My next game is going to be a WWIII-1958 battle, but I need to make a single terrain tile for a small town with the right road layout to connect to the rest of my modular terrain, a fairly simple little project.
By chance, I am out of 12" square foam tiles, so need to cut one. No problem, I have enough foam on hand to cut 6-7 tiles, so figured I just do that, and reduce the amount of space taken up by the foam a little.
And then, it occurred to me that I have notable footprint of uncut 1 inch foam slabs sitting on shelves that have been taking up space since early 2019. It hasn't been used, as it was for a terrain project, but the green 1 inch foam from Lowes was manufactured poorly, such that the thickness varied between .81 and 1.06 inches, making it really hard to use with 1" thick modular terrain. So, I figured that I'd eventually cut it up into slabs of varying thickness for making buildings and whatnot.
This process involved cutting the foam into 1"x 7"x24" pieces, cutting off the glazed face, and then splitting them vertically into "slabs" having thickness ranging from .75" down to .06" for making walls and whatnot. A lot simpler than it sounds, but very messy. The process would take maybe 4 hours, and generate 45-60 gallons of foam waste and an equivalent amount of newly freed space in the basement. Plus, there was enough foam that I may never have to do this messy job again.
So I grab all of the foam, sort it out, and start cutting it down on the band saw. Going good, filled the first box and then some with slabs of stock. Then "floink". The blade breaks; the cutting stops. Not a big surprise really, the blade has probably been on there for 15 years.
An inconvenience, but not a big deal.
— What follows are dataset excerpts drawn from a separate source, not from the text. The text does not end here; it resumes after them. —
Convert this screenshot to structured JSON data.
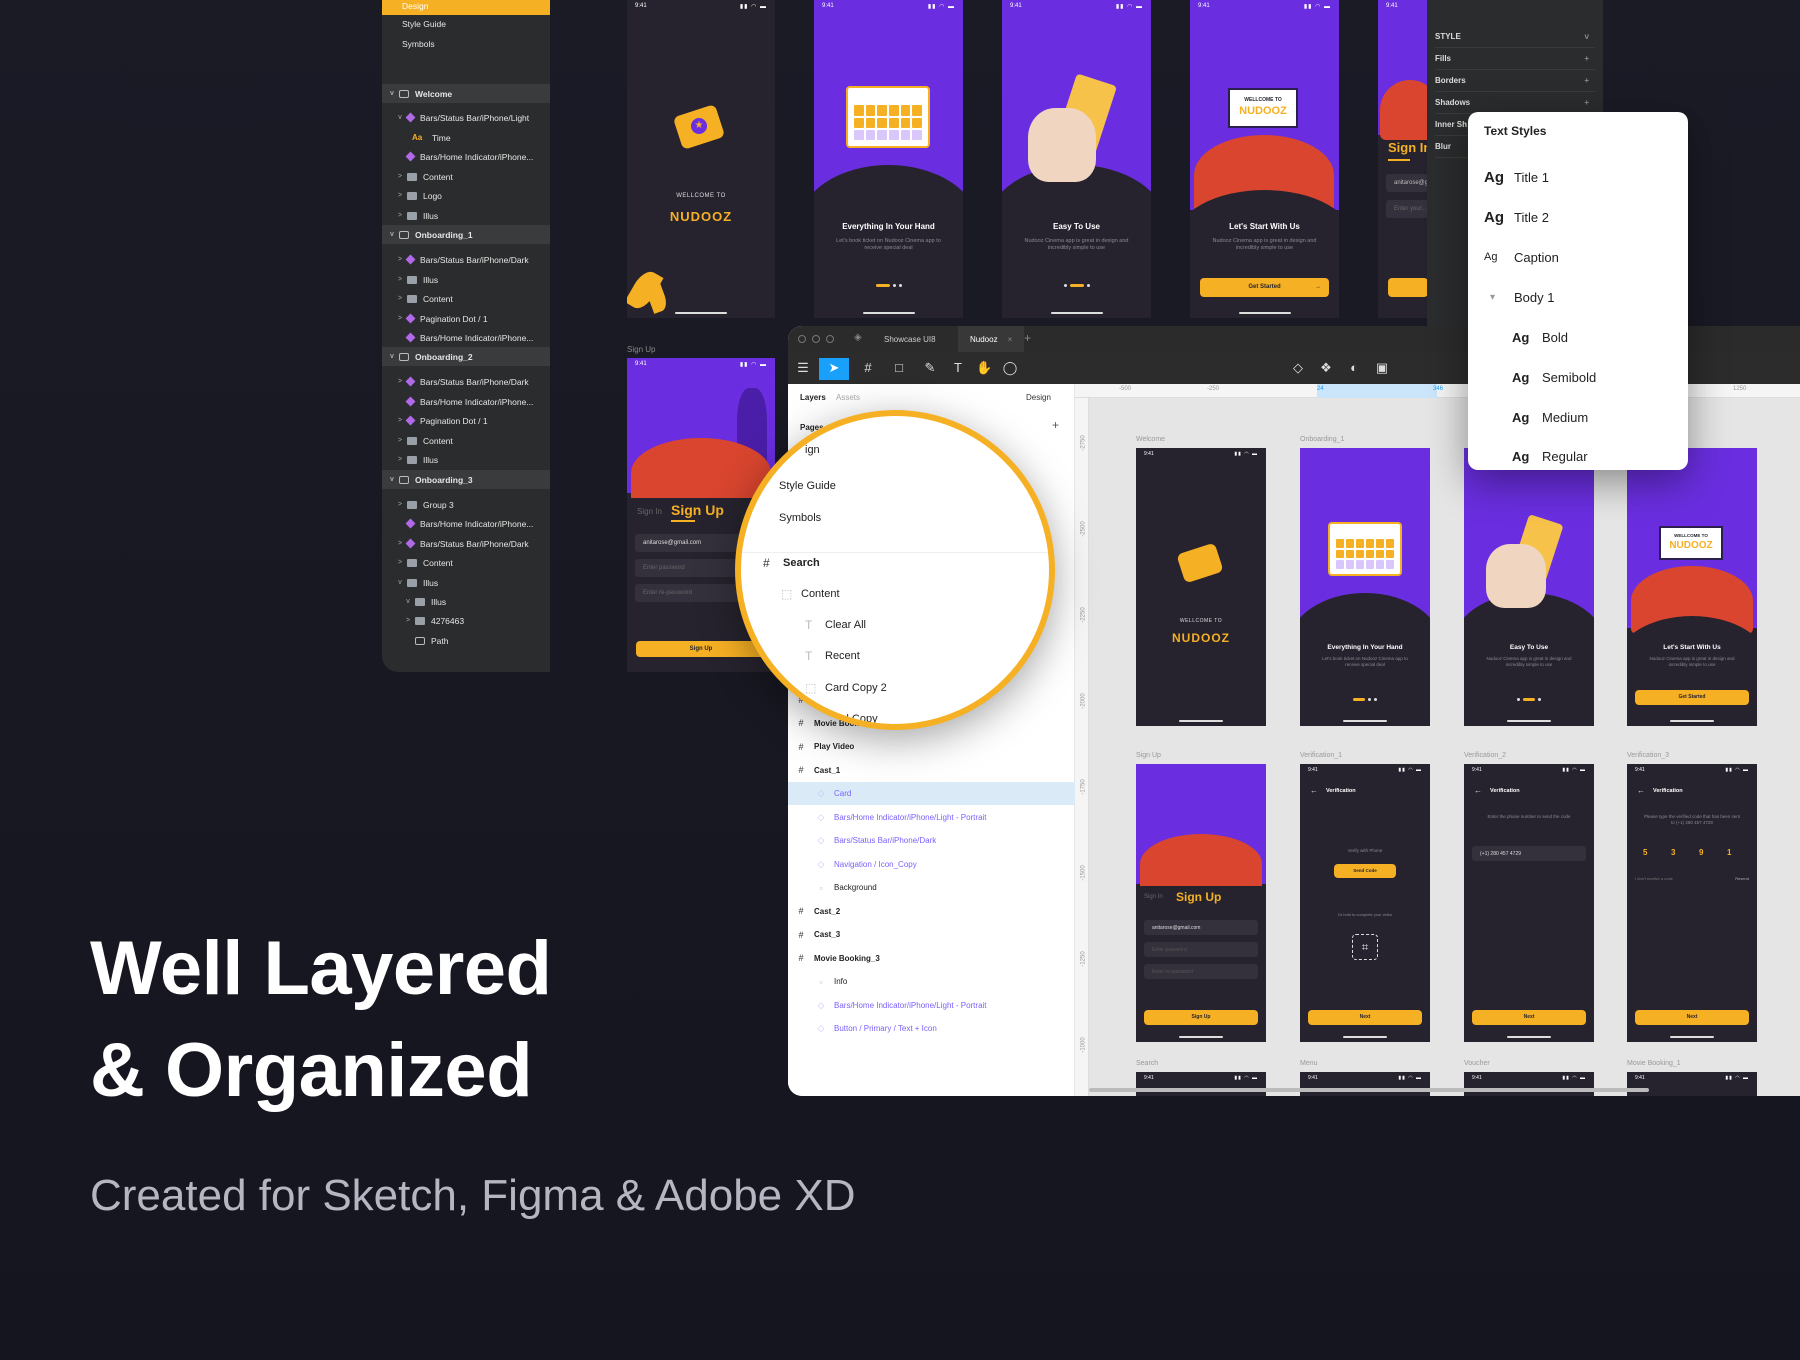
{
  "sketch_layers": {
    "top_selected": "Design",
    "pages": [
      "Style Guide",
      "Symbols"
    ],
    "rows": [
      {
        "type": "group",
        "label": "Welcome"
      },
      {
        "type": "symbol",
        "label": "Bars/Status Bar/iPhone/Light",
        "indent": 1,
        "arrow": "v"
      },
      {
        "type": "text",
        "label": "Time",
        "indent": 2
      },
      {
        "type": "symbol",
        "label": "Bars/Home Indicator/iPhone...",
        "indent": 1
      },
      {
        "type": "folder",
        "label": "Content",
        "indent": 1,
        "arrow": ">"
      },
      {
        "type": "folder",
        "label": "Logo",
        "indent": 1,
        "arrow": ">"
      },
      {
        "type": "folder",
        "label": "Illus",
        "indent": 1,
        "arrow": ">"
      },
      {
        "type": "group",
        "label": "Onboarding_1"
      },
      {
        "type": "symbol",
        "label": "Bars/Status Bar/iPhone/Dark",
        "indent": 1,
        "arrow": ">"
      },
      {
        "type": "folder",
        "label": "Illus",
        "indent": 1,
        "arrow": ">"
      },
      {
        "type": "folder",
        "label": "Content",
        "indent": 1,
        "arrow": ">"
      },
      {
        "type": "symbol",
        "label": "Pagination Dot / 1",
        "indent": 1,
        "arrow": ">"
      },
      {
        "type": "symbol",
        "label": "Bars/Home Indicator/iPhone...",
        "indent": 1
      },
      {
        "type": "group",
        "label": "Onboarding_2"
      },
      {
        "type": "symbol",
        "label": "Bars/Status Bar/iPhone/Dark",
        "indent": 1,
        "arrow": ">"
      },
      {
        "type": "symbol",
        "label": "Bars/Home Indicator/iPhone...",
        "indent": 1
      },
      {
        "type": "symbol",
        "label": "Pagination Dot / 1",
        "indent": 1,
        "arrow": ">"
      },
      {
        "type": "folder",
        "label": "Content",
        "indent": 1,
        "arrow": ">"
      },
      {
        "type": "folder",
        "label": "Illus",
        "indent": 1,
        "arrow": ">"
      },
      {
        "type": "group",
        "label": "Onboarding_3"
      },
      {
        "type": "folder",
        "label": "Group 3",
        "indent": 1,
        "arrow": ">"
      },
      {
        "type": "symbol",
        "label": "Bars/Home Indicator/iPhone...",
        "indent": 1
      },
      {
        "type": "symbol",
        "label": "Bars/Status Bar/iPhone/Dark",
        "indent": 1,
        "arrow": ">"
      },
      {
        "type": "folder",
        "label": "Content",
        "indent": 1,
        "arrow": ">"
      },
      {
        "type": "folder",
        "label": "Illus",
        "indent": 1,
        "arrow": "v"
      },
      {
        "type": "folder",
        "label": "Illus",
        "indent": 2,
        "arrow": "v"
      },
      {
        "type": "folder",
        "label": "4276463",
        "indent": 2,
        "arrow": ">"
      },
      {
        "type": "path",
        "label": "Path",
        "indent": 2
      }
    ]
  },
  "phones_top": {
    "status_time": "9:41",
    "welcome_small": "WELLCOME TO",
    "brand": "NUDOOZ",
    "onb1_title": "Everything In Your Hand",
    "onb1_desc": "Let's book ticket on Nudooz Cinema app to receive special deal",
    "onb2_title": "Easy To Use",
    "onb2_desc": "Nudooz Cinema app is great in design and incredibly simple to use",
    "onb3_title": "Let's Start With Us",
    "onb3_desc": "Nudooz Cinema app is great in design and incredibly simple to use",
    "get_started": "Get Started",
    "sign_up_frame_label": "Sign Up",
    "sign_in_tab": "Sign In",
    "sign_up_tab": "Sign Up",
    "email": "anitarose@gmail.com",
    "password_ph": "Enter password",
    "repassword_ph": "Enter re-password",
    "sign_up_btn": "Sign Up",
    "enter_ph": "Enter your..."
  },
  "figma": {
    "tabs": [
      "Showcase UI8",
      "Nudooz"
    ],
    "left_tabs": [
      "Layers",
      "Assets"
    ],
    "design_label": "Design",
    "pages_label": "Pages",
    "layers": [
      {
        "label": "Movie Booking_1",
        "kind": "frame"
      },
      {
        "label": "Movie Booking_2",
        "kind": "frame"
      },
      {
        "label": "Play Video",
        "kind": "frame"
      },
      {
        "label": "Cast_1",
        "kind": "frame"
      },
      {
        "label": "Card",
        "kind": "child-sel"
      },
      {
        "label": "Bars/Home Indicator/iPhone/Light - Portrait",
        "kind": "child"
      },
      {
        "label": "Bars/Status Bar/iPhone/Dark",
        "kind": "child"
      },
      {
        "label": "Navigation / Icon_Copy",
        "kind": "child"
      },
      {
        "label": "Background",
        "kind": "plain"
      },
      {
        "label": "Cast_2",
        "kind": "frame"
      },
      {
        "label": "Cast_3",
        "kind": "frame"
      },
      {
        "label": "Movie Booking_3",
        "kind": "frame"
      },
      {
        "label": "Info",
        "kind": "plain"
      },
      {
        "label": "Bars/Home Indicator/iPhone/Light - Portrait",
        "kind": "child"
      },
      {
        "label": "Button / Primary / Text + Icon",
        "kind": "child"
      }
    ],
    "ruler_top": [
      "-500",
      "-250",
      "24",
      "346",
      "1250"
    ],
    "ruler_left": [
      "-2750",
      "-2500",
      "-2250",
      "-2000",
      "-1750",
      "-1500",
      "-1250",
      "-1000"
    ],
    "frame_labels_row1": [
      "Welcome",
      "Onboarding_1",
      "",
      ""
    ],
    "frame_labels_row2": [
      "Sign Up",
      "Verification_1",
      "Verification_2",
      "Verification_3"
    ],
    "frame_labels_row3": [
      "Search",
      "Menu",
      "Voucher",
      "Movie Booking_1"
    ],
    "verification_title": "Verification",
    "verify_with_phone": "Verify with Phone",
    "send_code": "Send Code",
    "or_face": "Or hold to complete your video",
    "enter_phone_desc": "Enter the phone number to send the code",
    "phone_value": "(+1) 280 457 4729",
    "enter_code_desc": "Please type the verified code that has been sent to (+1) 280 457 4729",
    "code_digits": [
      "5",
      "3",
      "9",
      "1"
    ],
    "didnt_receive": "I don't receive a code",
    "resend": "Resend",
    "next": "Next"
  },
  "magnifier": {
    "top_partial": "ign",
    "items": [
      {
        "label": "Style Guide",
        "kind": "page"
      },
      {
        "label": "Symbols",
        "kind": "page"
      },
      {
        "label": "Search",
        "kind": "frame"
      },
      {
        "label": "Content",
        "kind": "group"
      },
      {
        "label": "Clear All",
        "kind": "text"
      },
      {
        "label": "Recent",
        "kind": "text"
      },
      {
        "label": "Card Copy 2",
        "kind": "group"
      },
      {
        "label": "Card Copy",
        "kind": "group"
      }
    ]
  },
  "inspector": {
    "rows": [
      "STYLE",
      "Fills",
      "Borders",
      "Shadows",
      "Inner Sh",
      "Blur"
    ]
  },
  "text_styles": {
    "title": "Text Styles",
    "rows": [
      {
        "label": "Title 1",
        "indent": 0
      },
      {
        "label": "Title 2",
        "indent": 0
      },
      {
        "label": "Caption",
        "indent": 0
      },
      {
        "label": "Body 1",
        "indent": 0,
        "group": true
      },
      {
        "label": "Bold",
        "indent": 1
      },
      {
        "label": "Semibold",
        "indent": 1
      },
      {
        "label": "Medium",
        "indent": 1
      },
      {
        "label": "Regular",
        "indent": 1
      }
    ],
    "ag": "Ag"
  },
  "headline": {
    "line1": "Well Layered",
    "line2": "& Organized",
    "subtitle": "Created for Sketch, Figma & Adobe XD"
  },
  "colors": {
    "accent": "#f6b024",
    "purple": "#6a2ee0",
    "dark": "#26232e",
    "figma_blue": "#18a0fb"
  }
}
Got to go get cleaned up, get all of the green (and a little pink and blue dust off of me and go to the store. Get a new blade, maybe $12-15.
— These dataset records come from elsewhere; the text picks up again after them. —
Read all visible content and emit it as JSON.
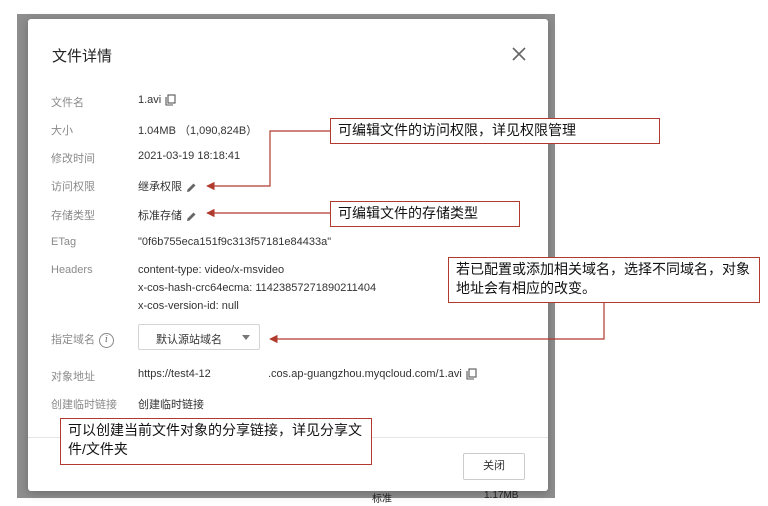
{
  "backdrop": {
    "bottom_left": "标准",
    "bottom_right": "1.17MB"
  },
  "dialog": {
    "title": "文件详情",
    "rows": {
      "name": {
        "label": "文件名",
        "value": "1.avi"
      },
      "size": {
        "label": "大小",
        "value": "1.04MB  （1,090,824B）"
      },
      "mtime": {
        "label": "修改时间",
        "value": "2021-03-19 18:18:41"
      },
      "acl": {
        "label": "访问权限",
        "value": "继承权限"
      },
      "storage": {
        "label": "存储类型",
        "value": "标准存储"
      },
      "etag": {
        "label": "ETag",
        "value": "\"0f6b755eca151f9c313f57181e84433a\""
      },
      "headers": {
        "label": "Headers",
        "lines": [
          "content-type: video/x-msvideo",
          "x-cos-hash-crc64ecma: 11423857271890211404",
          "x-cos-version-id: null"
        ]
      },
      "domain": {
        "label": "指定域名",
        "selected": "默认源站域名"
      },
      "url": {
        "label": "对象地址",
        "part1": "https://test4-12",
        "part2": ".cos.ap-guangzhou.myqcloud.com/1.avi"
      },
      "temp_link": {
        "label": "创建临时链接",
        "link_text": "创建临时链接"
      }
    },
    "close_button": "关闭"
  },
  "callouts": {
    "acl": "可编辑文件的访问权限，详见权限管理",
    "storage": "可编辑文件的存储类型",
    "domain": "若已配置或添加相关域名，选择不同域名，对象地址会有相应的改变。",
    "share": "可以创建当前文件对象的分享链接，详见分享文件/文件夹"
  },
  "colors": {
    "callout_border": "#b03a2e",
    "link": "#1a6ee6",
    "backdrop": "#8e8e8e"
  },
  "icons": {
    "copy": "copy-icon",
    "edit": "pencil-icon",
    "help": "info-icon",
    "close": "close-icon"
  }
}
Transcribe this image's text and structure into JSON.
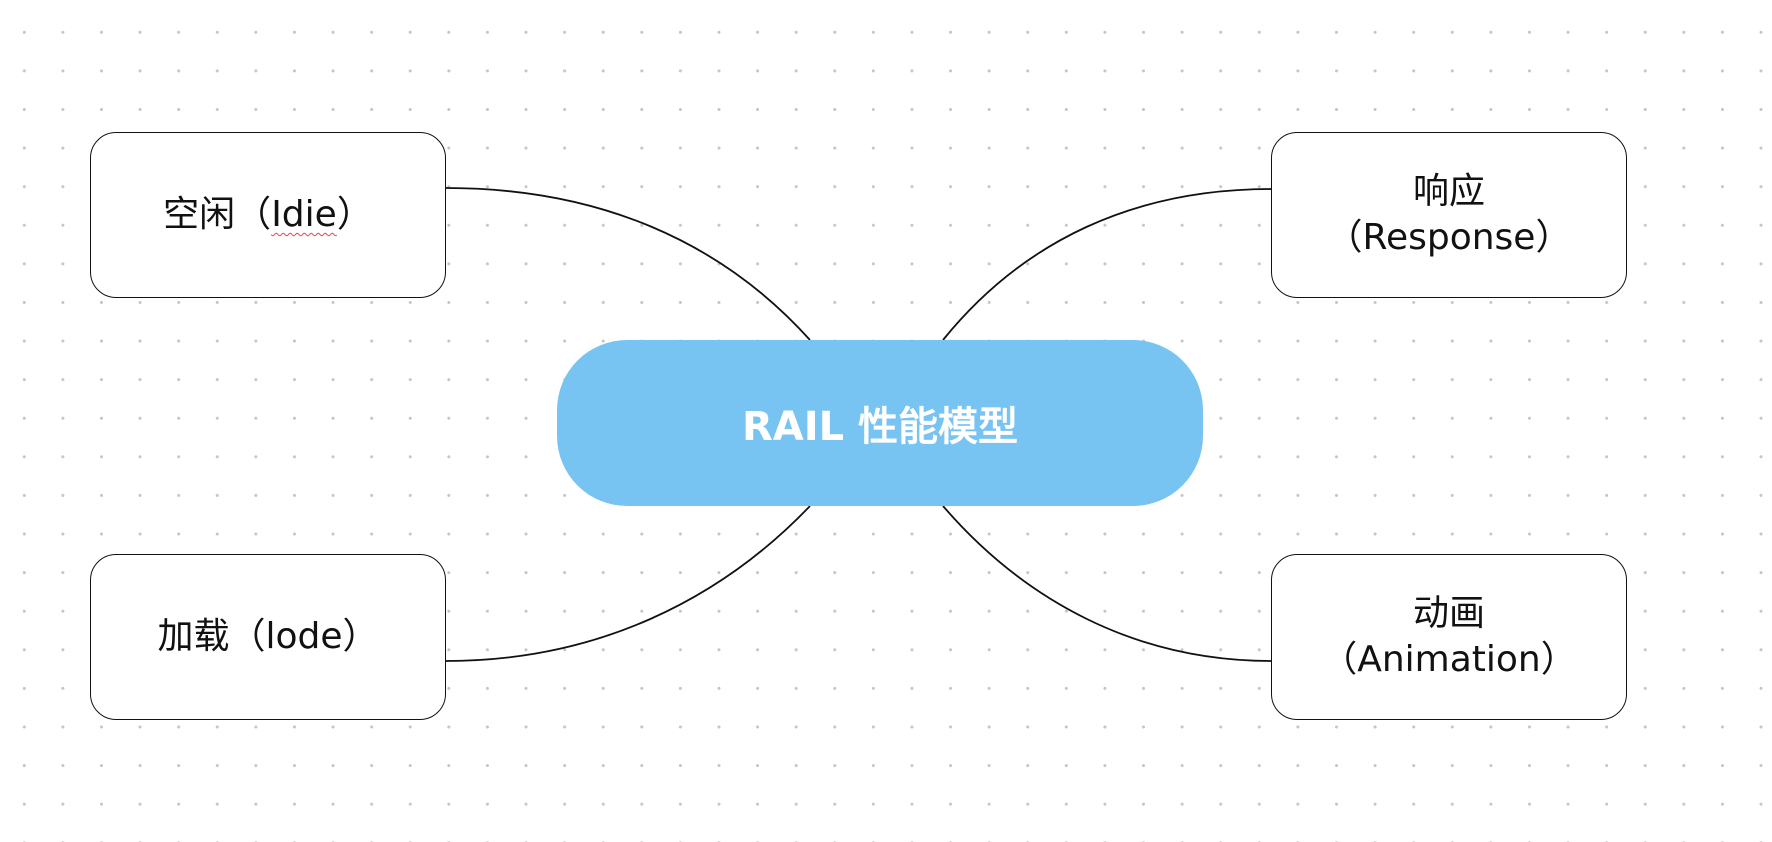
{
  "diagram": {
    "center": {
      "label": "RAIL 性能模型",
      "color": "#77c3f1"
    },
    "nodes": {
      "idle": {
        "prefix": "空闲（",
        "term": "Idie",
        "suffix": "）"
      },
      "response": {
        "line1": "响应",
        "line2": "（Response）"
      },
      "load": {
        "label": "加载（lode）"
      },
      "animation": {
        "line1": "动画",
        "line2": "（Animation）"
      }
    }
  }
}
Now even 7-8 years ago, there were three stores within four miles of my house, that carried as many as eight different blades for my saw, having different combinations of blade thickness and teeth per inch.
Now, there were none. There used to be easily, a dozen places located between my house and place of work that carried the blades. Guess what? Now, there are none.
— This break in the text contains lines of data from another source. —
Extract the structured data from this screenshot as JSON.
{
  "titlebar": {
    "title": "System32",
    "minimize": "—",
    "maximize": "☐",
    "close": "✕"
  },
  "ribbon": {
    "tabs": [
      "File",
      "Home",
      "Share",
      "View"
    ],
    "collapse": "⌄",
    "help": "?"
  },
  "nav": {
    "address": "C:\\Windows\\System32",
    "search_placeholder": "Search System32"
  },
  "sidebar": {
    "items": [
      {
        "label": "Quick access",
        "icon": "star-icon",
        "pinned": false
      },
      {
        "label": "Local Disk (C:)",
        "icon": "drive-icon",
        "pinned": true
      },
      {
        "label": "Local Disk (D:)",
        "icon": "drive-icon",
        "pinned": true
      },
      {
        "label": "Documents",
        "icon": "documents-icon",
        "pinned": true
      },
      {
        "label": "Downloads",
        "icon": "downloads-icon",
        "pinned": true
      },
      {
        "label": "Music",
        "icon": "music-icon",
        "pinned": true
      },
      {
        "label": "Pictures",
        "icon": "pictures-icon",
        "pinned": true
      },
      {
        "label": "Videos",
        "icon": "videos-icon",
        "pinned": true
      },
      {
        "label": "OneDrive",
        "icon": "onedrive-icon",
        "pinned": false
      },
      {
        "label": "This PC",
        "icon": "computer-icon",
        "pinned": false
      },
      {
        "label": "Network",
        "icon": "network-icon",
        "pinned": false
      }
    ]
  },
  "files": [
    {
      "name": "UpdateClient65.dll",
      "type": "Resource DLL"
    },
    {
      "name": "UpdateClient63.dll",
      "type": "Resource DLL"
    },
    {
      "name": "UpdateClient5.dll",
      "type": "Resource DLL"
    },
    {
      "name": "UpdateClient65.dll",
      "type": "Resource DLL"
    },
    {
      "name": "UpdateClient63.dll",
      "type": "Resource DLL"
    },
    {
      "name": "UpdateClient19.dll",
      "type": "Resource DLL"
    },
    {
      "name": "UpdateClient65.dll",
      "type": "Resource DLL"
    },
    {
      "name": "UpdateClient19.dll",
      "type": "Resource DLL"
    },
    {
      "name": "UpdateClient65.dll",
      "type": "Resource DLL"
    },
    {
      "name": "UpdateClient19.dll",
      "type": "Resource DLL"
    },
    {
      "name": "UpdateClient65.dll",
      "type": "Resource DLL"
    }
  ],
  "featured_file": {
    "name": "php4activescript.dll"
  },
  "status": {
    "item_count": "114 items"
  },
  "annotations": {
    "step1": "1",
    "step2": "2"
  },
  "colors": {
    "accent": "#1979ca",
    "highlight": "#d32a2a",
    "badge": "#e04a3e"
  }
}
Two days and 7 hours of searching later, I found one place that will custom make the blades for $69.00. And, I fond one store that offers one size/type of blade that will fit, but they don't carry it in stock. The saw is a Craftsman, and that name, after bankruptcy and resurrection by a new owner, no longer offers any parts for any of my home or work floor or benchtop power tools.
So I ordered a couple of blades, which should outlast me, and they will be here in a week. So my four hour project to save space has my whole gaming and work area filled with stacks of foam and dust for a week, Seven, ten, twenty, thirty years ago, it would have been a 25 minute inconvenience. Progress confuses me.
So much for my brilliant plan. First contact with the enemy, I mean saw, and it all goes to poo.
Sorry, I just had to whine a bit.
Whinge away, no problem whatsoever.
ReplyDeleteI'm in the midst of trying to finish a game for a convention in the UK and 'things' keep interfering.
Struggle onwards we must. 😂
I'm always amazed at how these seemingly little things become like a Tokien adventure.
DeleteWell deserved whine! Been there and certainly have done that. Very surprised that you could not surface any Craftsman blades. I know our local ACE Hardware stores carry Craftsman products.
ReplyDeleteLooking at the Craftsman site, it looks like they have deleted their lines of floor and bench top power tools for the most part. Neither our Ace or Lowes stores can get Craftsman bandsaw blades, sanding drums or belts, etc. Interesting times.